ESPLODE LA RABBIA DEGLI AGENTI: “NON SIAMO NOI AD ESSERE AMICI DEL DITTATORE KAZAKO”
“SACRIFICANO I NOSTRI PER SALVARE I POLITICI: IL BLITZ LO HANNO DECISO LORO, NON NOI”… IL DIPARTIMENTO NEL CAOS PER IL REPUPLISTI
«Ci hanno scaricato. Hanno sacrificato uno dei nostri per salvare la politica », dicevano ieri alcuni funzionari nei corridoi del Dipartimento di pubblica sicurezza, dopo aver sentito il ministro Alfano chiedere l’avvicendamento del loro capo della segreteria, il prefetto Alessandro Valeri, e la riorganizzazione complessiva dell’apparato.
Due richieste che vanno nella stessa direzione, ormai chiara a tutti al Viminale e da tutti temuta: far piazza pulita della vecchia guardia, sostituire gli uomini messi nei ruoli chiave negli ultimi dieci anni dai precedenti capi De Gennaro e Manganelli. Valeri è il primo a saltare.
«Con la scusa dell’esito disastroso del caso Ablyazov, faranno fuori altri dirigenti. Come se fossimo noi poliziotti a essere amici del dittatore kazako, come se avessimo deciso noi il blitz a Casal Palocco».

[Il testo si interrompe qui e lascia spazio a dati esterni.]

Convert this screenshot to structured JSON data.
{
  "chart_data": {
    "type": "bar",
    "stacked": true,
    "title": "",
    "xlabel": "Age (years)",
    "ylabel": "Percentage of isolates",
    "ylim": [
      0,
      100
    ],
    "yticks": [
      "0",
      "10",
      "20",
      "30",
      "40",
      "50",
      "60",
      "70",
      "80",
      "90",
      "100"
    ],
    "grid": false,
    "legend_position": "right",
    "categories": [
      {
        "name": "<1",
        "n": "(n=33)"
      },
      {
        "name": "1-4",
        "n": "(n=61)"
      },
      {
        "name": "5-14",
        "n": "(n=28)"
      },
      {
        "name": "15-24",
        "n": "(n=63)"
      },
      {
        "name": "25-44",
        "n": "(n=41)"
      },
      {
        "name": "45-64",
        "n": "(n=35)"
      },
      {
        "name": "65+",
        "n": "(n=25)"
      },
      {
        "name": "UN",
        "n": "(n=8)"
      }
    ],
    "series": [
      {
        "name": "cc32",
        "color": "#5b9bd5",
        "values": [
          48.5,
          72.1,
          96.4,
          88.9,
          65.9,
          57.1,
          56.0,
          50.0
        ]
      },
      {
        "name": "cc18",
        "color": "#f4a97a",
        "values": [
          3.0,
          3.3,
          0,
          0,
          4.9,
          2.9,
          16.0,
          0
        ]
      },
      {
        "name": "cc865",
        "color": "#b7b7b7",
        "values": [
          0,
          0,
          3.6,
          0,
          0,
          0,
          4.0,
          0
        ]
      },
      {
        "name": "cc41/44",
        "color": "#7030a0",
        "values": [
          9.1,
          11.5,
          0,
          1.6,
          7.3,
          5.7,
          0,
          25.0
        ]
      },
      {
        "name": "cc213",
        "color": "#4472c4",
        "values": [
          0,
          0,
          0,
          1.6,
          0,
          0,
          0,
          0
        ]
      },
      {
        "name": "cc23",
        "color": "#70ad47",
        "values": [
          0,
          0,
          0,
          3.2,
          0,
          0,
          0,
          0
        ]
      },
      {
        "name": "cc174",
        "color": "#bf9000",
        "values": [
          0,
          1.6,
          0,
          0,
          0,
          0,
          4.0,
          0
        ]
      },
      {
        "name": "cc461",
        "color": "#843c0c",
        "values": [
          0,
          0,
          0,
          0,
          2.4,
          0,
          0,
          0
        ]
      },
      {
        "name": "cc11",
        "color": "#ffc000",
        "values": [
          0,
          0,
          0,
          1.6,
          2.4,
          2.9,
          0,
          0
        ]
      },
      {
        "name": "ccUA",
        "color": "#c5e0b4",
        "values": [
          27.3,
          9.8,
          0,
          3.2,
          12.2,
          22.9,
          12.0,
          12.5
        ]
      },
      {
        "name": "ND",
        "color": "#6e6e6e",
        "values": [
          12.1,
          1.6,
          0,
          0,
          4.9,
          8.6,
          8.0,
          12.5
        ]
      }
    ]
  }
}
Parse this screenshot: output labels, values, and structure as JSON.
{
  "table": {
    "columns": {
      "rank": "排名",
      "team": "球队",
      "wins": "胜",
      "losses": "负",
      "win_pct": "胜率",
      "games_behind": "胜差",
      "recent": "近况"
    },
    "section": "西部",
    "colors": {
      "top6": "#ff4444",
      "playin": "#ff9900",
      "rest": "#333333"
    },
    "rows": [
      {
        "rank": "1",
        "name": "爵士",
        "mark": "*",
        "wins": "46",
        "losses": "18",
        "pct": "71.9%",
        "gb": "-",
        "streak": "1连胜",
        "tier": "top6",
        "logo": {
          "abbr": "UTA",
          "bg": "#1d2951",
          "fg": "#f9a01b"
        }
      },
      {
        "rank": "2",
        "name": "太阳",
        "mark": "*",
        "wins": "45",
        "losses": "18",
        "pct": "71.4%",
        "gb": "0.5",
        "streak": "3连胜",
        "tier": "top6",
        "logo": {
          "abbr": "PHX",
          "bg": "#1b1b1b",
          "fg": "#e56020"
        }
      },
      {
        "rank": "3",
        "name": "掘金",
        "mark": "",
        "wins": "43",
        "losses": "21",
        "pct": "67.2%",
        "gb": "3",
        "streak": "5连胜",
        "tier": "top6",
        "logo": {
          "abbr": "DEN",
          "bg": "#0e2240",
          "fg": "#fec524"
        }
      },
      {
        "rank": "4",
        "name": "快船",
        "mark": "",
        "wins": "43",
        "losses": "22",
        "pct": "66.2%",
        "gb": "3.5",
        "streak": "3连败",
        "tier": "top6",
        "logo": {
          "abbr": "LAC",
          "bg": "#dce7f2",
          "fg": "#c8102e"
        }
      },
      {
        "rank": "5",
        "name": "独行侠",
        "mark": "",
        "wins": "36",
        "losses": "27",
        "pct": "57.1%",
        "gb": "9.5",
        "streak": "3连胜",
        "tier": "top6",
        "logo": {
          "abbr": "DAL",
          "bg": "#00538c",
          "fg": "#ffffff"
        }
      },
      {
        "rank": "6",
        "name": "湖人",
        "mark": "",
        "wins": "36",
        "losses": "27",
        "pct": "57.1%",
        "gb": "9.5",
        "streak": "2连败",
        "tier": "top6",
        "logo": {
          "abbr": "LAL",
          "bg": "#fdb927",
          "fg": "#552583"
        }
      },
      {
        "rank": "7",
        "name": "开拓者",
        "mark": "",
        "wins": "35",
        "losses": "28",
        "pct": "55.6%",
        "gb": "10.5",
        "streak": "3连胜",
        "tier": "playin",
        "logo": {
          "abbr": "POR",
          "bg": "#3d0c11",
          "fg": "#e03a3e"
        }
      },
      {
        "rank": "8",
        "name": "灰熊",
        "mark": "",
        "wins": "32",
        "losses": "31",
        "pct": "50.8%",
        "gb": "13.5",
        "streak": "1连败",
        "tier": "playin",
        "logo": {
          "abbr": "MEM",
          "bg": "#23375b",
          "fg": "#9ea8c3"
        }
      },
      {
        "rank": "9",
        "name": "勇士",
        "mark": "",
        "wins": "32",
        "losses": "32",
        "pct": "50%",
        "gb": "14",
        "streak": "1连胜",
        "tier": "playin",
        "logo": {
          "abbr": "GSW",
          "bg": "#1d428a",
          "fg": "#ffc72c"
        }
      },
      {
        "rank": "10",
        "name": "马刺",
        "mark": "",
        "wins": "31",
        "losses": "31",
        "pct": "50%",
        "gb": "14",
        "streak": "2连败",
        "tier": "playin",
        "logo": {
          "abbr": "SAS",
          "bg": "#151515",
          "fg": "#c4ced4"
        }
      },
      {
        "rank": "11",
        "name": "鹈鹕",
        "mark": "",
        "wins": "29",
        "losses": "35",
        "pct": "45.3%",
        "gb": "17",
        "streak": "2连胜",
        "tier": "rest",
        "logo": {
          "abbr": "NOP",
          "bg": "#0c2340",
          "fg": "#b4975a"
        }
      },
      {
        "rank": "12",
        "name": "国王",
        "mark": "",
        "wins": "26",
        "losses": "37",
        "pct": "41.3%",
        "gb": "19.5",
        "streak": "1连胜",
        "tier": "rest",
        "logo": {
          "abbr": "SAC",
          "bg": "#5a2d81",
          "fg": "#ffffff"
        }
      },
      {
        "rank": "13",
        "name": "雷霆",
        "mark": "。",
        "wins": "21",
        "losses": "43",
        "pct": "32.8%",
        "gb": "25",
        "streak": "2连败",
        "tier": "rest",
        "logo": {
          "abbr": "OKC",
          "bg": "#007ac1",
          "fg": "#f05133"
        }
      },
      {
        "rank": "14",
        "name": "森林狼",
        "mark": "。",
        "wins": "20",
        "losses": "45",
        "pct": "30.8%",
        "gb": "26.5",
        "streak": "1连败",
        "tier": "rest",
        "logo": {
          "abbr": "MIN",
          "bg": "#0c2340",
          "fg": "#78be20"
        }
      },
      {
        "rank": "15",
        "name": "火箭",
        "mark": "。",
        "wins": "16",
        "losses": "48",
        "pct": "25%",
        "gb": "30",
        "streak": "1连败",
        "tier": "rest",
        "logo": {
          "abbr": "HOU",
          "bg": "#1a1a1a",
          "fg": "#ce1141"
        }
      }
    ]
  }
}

Per la prima volta da quando Angelino Alfano guida il Viminale, il Dipartimento di pubblica sicurezza, cioè il cuore e il braccio operativo del ministero, si sente lontano dal vertice, dalla testa.
Vittima sacrificale di un errore di valutazione che è stato prima di tutto politico.
«Se un ordine arriva dal capo di gabinetto del ministro – ragionano i funzionari – è come se ti arrivasse da Alfano in persona. È ovvio che chi ha ricevuto la telefonata di Procaccini, e cioè Valeri, abbia preso la cosa con la massima serietà e si sia attivato immediatamente. Cosa avrebbe dovuto fare?».
Lo sconcerto e la tensione che si respira nella Questura di Roma e nella direzione centrale della Polizia criminale, coinvolte nella catena di comando che si è attivata per l’operazione Ablyazov, nascono da qui.
Dalla consapevolezza di aver soltanto eseguito un ordine. Che arrivava dall’alto, dal braccio destro di quel ministro che oggi rivendica la regolarità del blitz e delle procedure seguite per l’espulsione di Alma Shalabayeva e di sua figlia.
E che però, al contempo, chiede “la testa” di Valeri (sarebbe andato comunque in pensione dal primo ottobre per il compimento dei 65 anni).
E dà mandato al capo della Polizia Alessandro Pansa di riorganizzare tutto il Dipartimento partendo proprio dalla direzione centrale per l’Immigrazione, in attesa da maggio di un nuovo capo dopo il pensionamento del prefetto Rodolfo Ronconi. Eloquente anche la dichiarazione rilasciata in tarda serata dall’ex titolare dell’ufficio immigrazione della Questura di Roma, Maurizio Improta, che ha gestito l’espulsione della moglie del dissidente kazako: «Ho fatto il mio lavoro, come ogni giorno, da sette anni. Per onestà intellettuale ed educazione familiare sono abituato a dire sempre la verità e a non nascondermi dalle mie responsabilità ».
Da ottobre parteciperà al corso di alta formazione per diventare dirigente, come era già stato deciso un mese e mezzo fa.
«Un’incongruenza evidente – sostiene Giuseppe Tiani, segretario generale del Siap – non possiamo accettare che il conflitto politico sotto traccia porti alla ricerca di capri espiatori». Non solo.
«Da tre mesi i sindacati di polizia chiedono un incontro con Alfano – dice Tiani – e a differenza dei suoi predecessori, non ci ha ancora ricevuto».
Anche questo alimenta il malumore interno al Viminale.
Perchè i tre incarichi, ministro dell’Interno, vicepresidente del consiglio e segretario politico del Pdl, ad alcuni sembrano troppi. «Procaccini è stato considerato responsabile della mancata comunicazione dell’esito dell’incontro con l’ambasciatore kazako – ragiona un alto funzionario del Dipartimento – però nemmeno Alfano si è preoccupato di chiedergli spiegazioni. Può capitare quando un ministro ha troppi impegni da seguire».